I don't ever want to take for granted the joy God has given us in our children. I realize more and more with each pregnancy how lightly I need to hold on to these lives... how tender and fragile and miraculous they are.
This week two women I know lost babies in the middle of their second trimesters. I cry for their pain and I ask God, why them? Why not us? Our babies have all been born healthy, vibrant. Why are we so blessed? Sometimes I wish I could trade others' pain and give them what we have been given -- because we have so much already. I love the little girl in my womb with all that is in me, and I would never wish sorrow on our family. But I would take it from another mom. If I could.
It's a strange thing to pray and cry for another person's loss, and then rise up and realize your own life just goes on... I am so sad for those families... but I still swallow prenatal vitamins and count glasses of water as I nourish the heart still beating inside of me. I still pray for her safety and her health. I still smile when she kicks.

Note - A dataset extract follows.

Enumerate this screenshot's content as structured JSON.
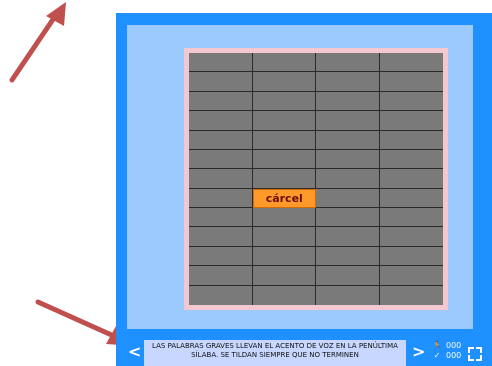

I remember feeling that way after a weekend immersed in the homeless culture of downtown Seattle when I was a student there. How does entering into the suffering of those around us change our day to day lives? How can it? I see the homeless, and I go back to my comfortable house with carpets that need vacuuming and bright windows to wash... I read about starving children in Africa, and I still have to plan a menu, grocery shop, pull meat from the freezer to serve for dinner.
We live in a world of brokenness. But we still have to make all the day-to-day decisions and do all the day-to-day tasks.
I don't have profound answers... just thoughts... watching aspens bud and quiver out my window, thinking how God still holds it all together, weaving tapestries of life that we don't understand, braiding together destruction and beauty, bringing brokenness into peoples' lives, and gentle healing and hope amidst it all.
Our blessings - cherishing the life we live and the joys we encounter - God's gifts. And just because these fun pictures from a few weeks ago brighten my post. :) God is good. And we are safe - even when it doesn't feel safe in a world so riddled with heartache. Safe in His love and His sovereignty.